Goodbye Solo

Crítica de David Obarrio - Cinemarama

De modo casi fatal, en Goodbye Solo se puede apreciar una serie de taras del llamado cine independiente norteamericano, la más notoria de las cuales es una especie de obligada baja intensidad, como si el mérito mayor de la película fuera el de intentar sortear a toda costa la idea de una dramaturgia más convencional y construir a partir de esa ausencia una relación con el mundo circundante supuestamente más genuina. La película no lo consigue del todo pero sus máximos esfuerzos parecen concentrarse en simular que sí lo hace, mediante el escamoteo en verdad un poco ramplón de todo rasgo de energía que pueda ser sospechada de irrealidad o de estar por lo menos fuera de la más estricta cotidianeidad. Supongo, en fin, que Goodbye Solo podría entrar en eso que a algunos cráneos les gusta llamar “películas de gente real” (en serio, leí la expresión por ahí), categoría en la que la sociología de salón seguro que debe jugar algún papel no menor.

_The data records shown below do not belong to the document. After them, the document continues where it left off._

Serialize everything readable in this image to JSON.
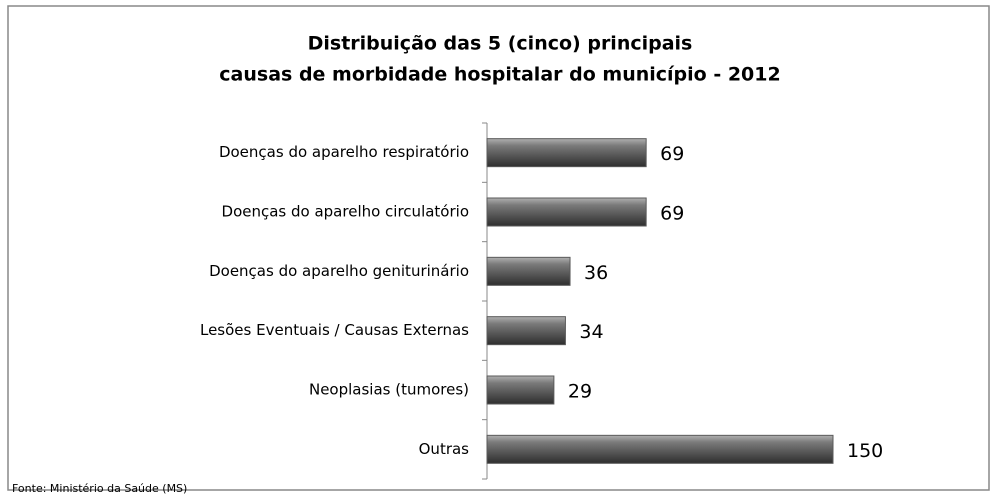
{
  "chart_data": {
    "type": "barh",
    "title": [
      "Distribuição das 5 (cinco) principais",
      "causas de morbidade hospitalar do município - 2012"
    ],
    "categories": [
      "Doenças do aparelho respiratório",
      "Doenças do aparelho circulatório",
      "Doenças do aparelho geniturinário",
      "Lesões Eventuais / Causas Externas",
      "Neoplasias (tumores)",
      "Outras"
    ],
    "values": [
      69,
      69,
      36,
      34,
      29,
      150
    ],
    "color": "#5a5a5a",
    "source": "Fonte: Ministério da Saúde (MS)"
  }
}
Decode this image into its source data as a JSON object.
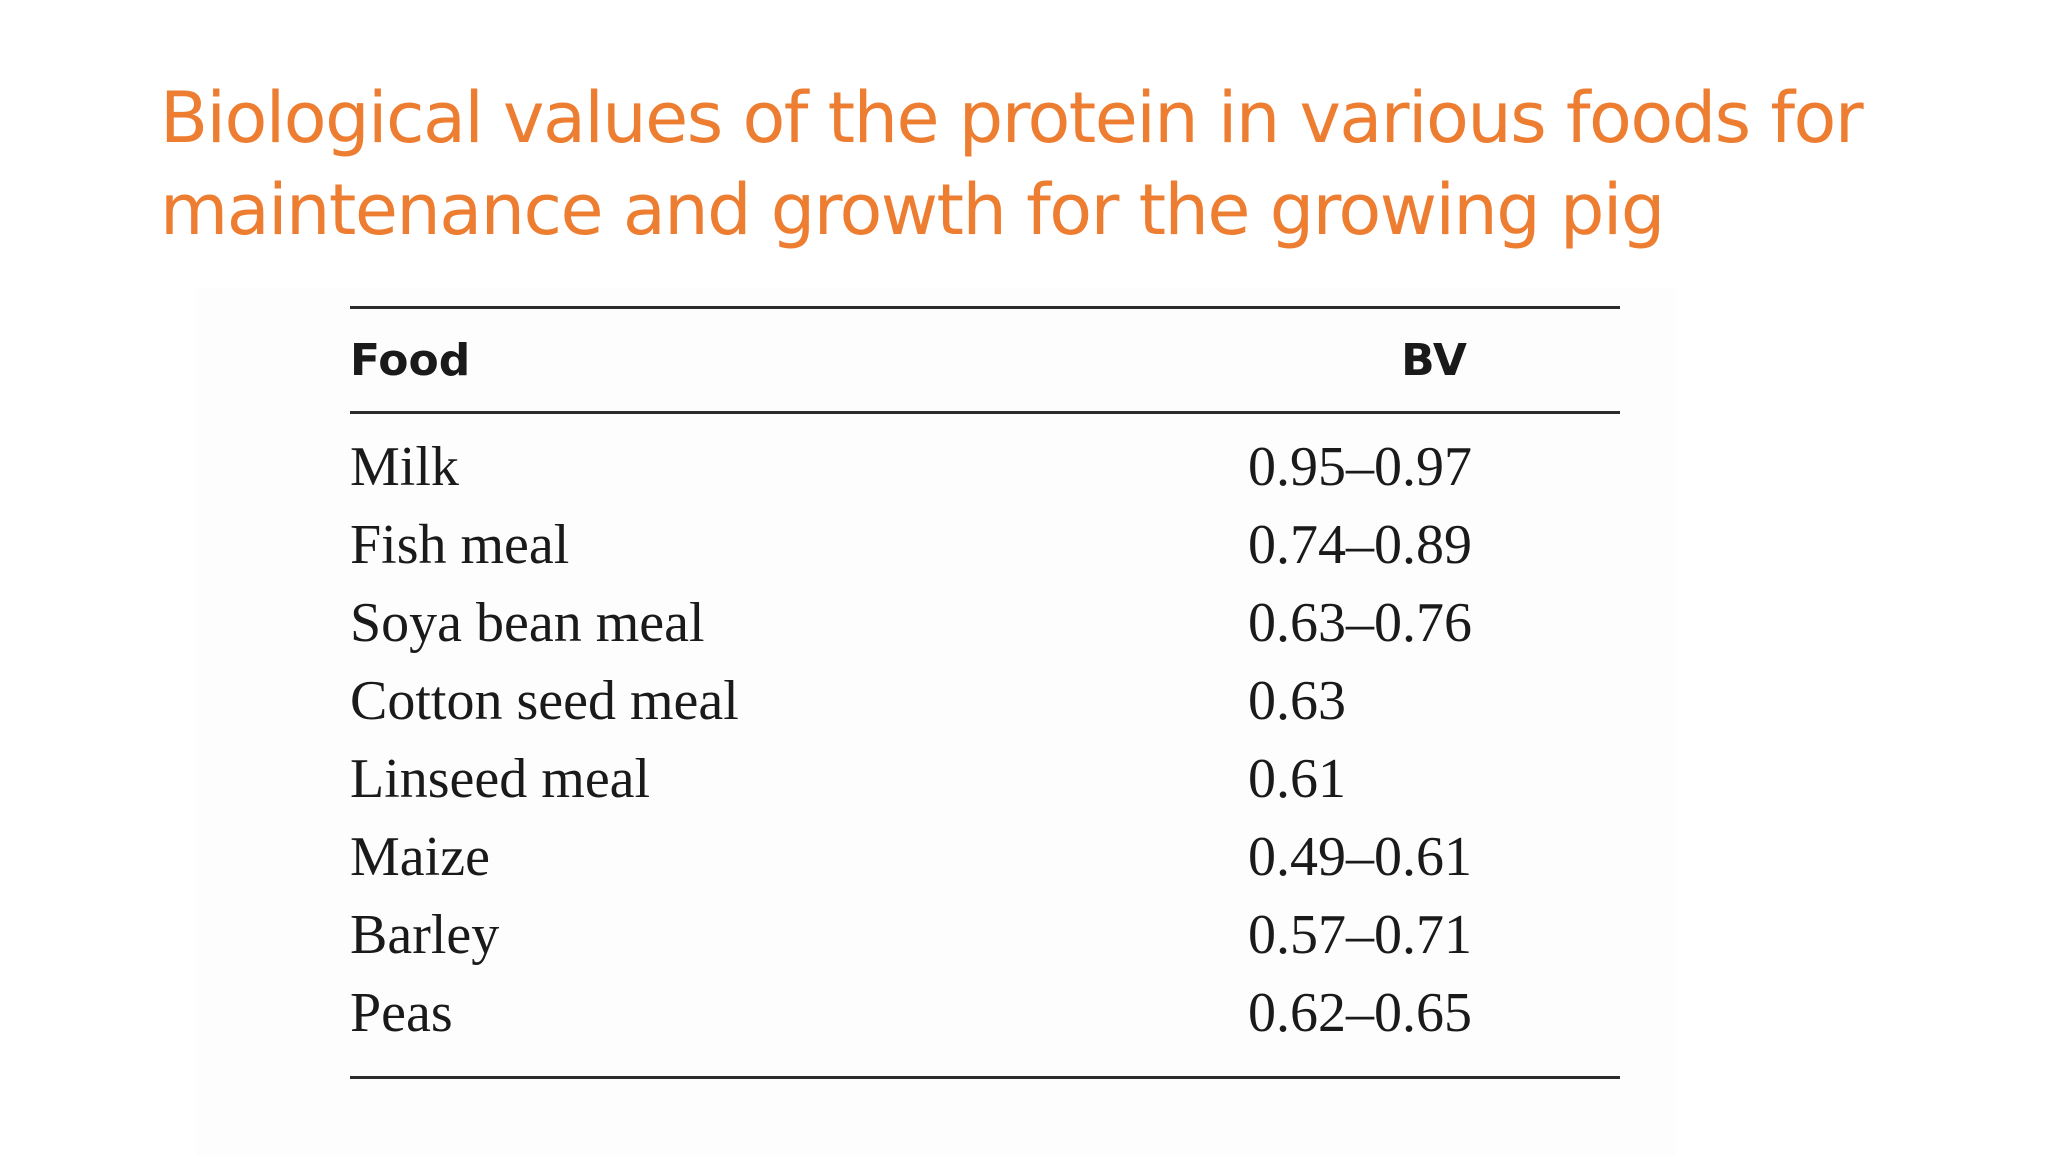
{
  "slide": {
    "title": "Biological values of the protein in various foods for maintenance and growth for the growing pig",
    "title_color": "#ED7D31"
  },
  "table": {
    "headers": {
      "food": "Food",
      "bv": "BV"
    },
    "rows": [
      {
        "food": "Milk",
        "bv": "0.95–0.97"
      },
      {
        "food": "Fish meal",
        "bv": "0.74–0.89"
      },
      {
        "food": "Soya bean meal",
        "bv": "0.63–0.76"
      },
      {
        "food": "Cotton seed meal",
        "bv": "0.63"
      },
      {
        "food": "Linseed meal",
        "bv": "0.61"
      },
      {
        "food": "Maize",
        "bv": "0.49–0.61"
      },
      {
        "food": "Barley",
        "bv": "0.57–0.71"
      },
      {
        "food": "Peas",
        "bv": "0.62–0.65"
      }
    ]
  }
}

El entusiasmo a todo trapo que practica el personaje principal de la película, un inmigrante senegalés llamado Solo que trabaja en los Estados Unidos de taxista, lo convierte más bien en un estereotipo del expatriado voluntarioso y de una nobleza y espíritu de lucha sin dobleces, cuya fe inquebrantable en el esfuerzo personal para salir adelante termina argumentando inopinadamente a favor del sistema en el que se inserta su vida. “Sé que voy a pasar el examen porque quiero hacerlo”, dice mientras se prepara para ingresar a un curso de capacitación para empleados aeronáuticos. Su mujer mexicana, en tanto, que está embarazada y tiene aspiraciones mucho más terrestres, solo le exige que pase más tiempo a su lado, que se ocupe de la familia como es debido y que por dedicarle tiempo a estudiar no se lo saque al trabajo. Paralelamente, Solo entabla una relación inexplicable con un misterioso pasajero, un wasp envejecido y agriado con pasado rockero que toma su taxi para acudir a cada rato al cine y del que el taxista sospecha que puede intentar suicidarse en cualquier momento. A las continuas atenciones de Solo (un personaje de índole sospechosamente servicial) el tipo no para de responder con rezongos y a veces incluso con franco desprecio. La mayor parte de la película, de un tono apagado al que contribuye la profusión de escenas nocturnas (el taxista hace el turno noche) se sostiene en la extraña ligazón establecida entre esos dos hombres disímiles, como si el director considerara al cine como oportuno reemplazo del mal teatro, una inmejorable oportunidad para el palabrerío serio y el desempeño más o menos simpático de los actores (en ese rubro se destaca por lejos la niña Diana Franco Galindo, que hace de la hija de la esposa de Solo).

En los tramos finales de la película, sin embargo, hay una escena muy bella en la que el taxi se dirige al atardecer por un camino de montaña rumbo a un mirador llamado Blowing Rock, en donde el paseante puede asomarse a un precipicio azotado por unos vientos huracanados y en el que se dice que si se arroja un objeto éste vuelve enseguida hacia arriba como por arte de magia. El automóvil sube entre la niebla que se abate sobre la ruta y de pronto desaparece: un blancor de hueso toma por asalto la pantalla, un lienzo trémulo levantado entre los personajes y el espectador. Poco más tarde, Solo y su hijastra pierden de vista al enigmático hombre y deciden atravesar un paseo boscoso, atraídos por el mencionado prodigio que promete el lugar. Como si el nombre de Blowing Rock que el viejo pronuncia al principio fuera la cifra clave hacia la que con parsimonia se encamina todo el trámite de la película, Goodbye Solo, abstraída repentinamente de sus protagonistas un poco sosos y exánimes, seres a través de los cuales no deja de exteriorizarse un humanismo de manual que los guionistas se han encargado de imponer, parece descubrir de pronto la fuerza inefable de la naturaleza mientras el cine se manifiesta como el medio más competente para su extasiada contemplación.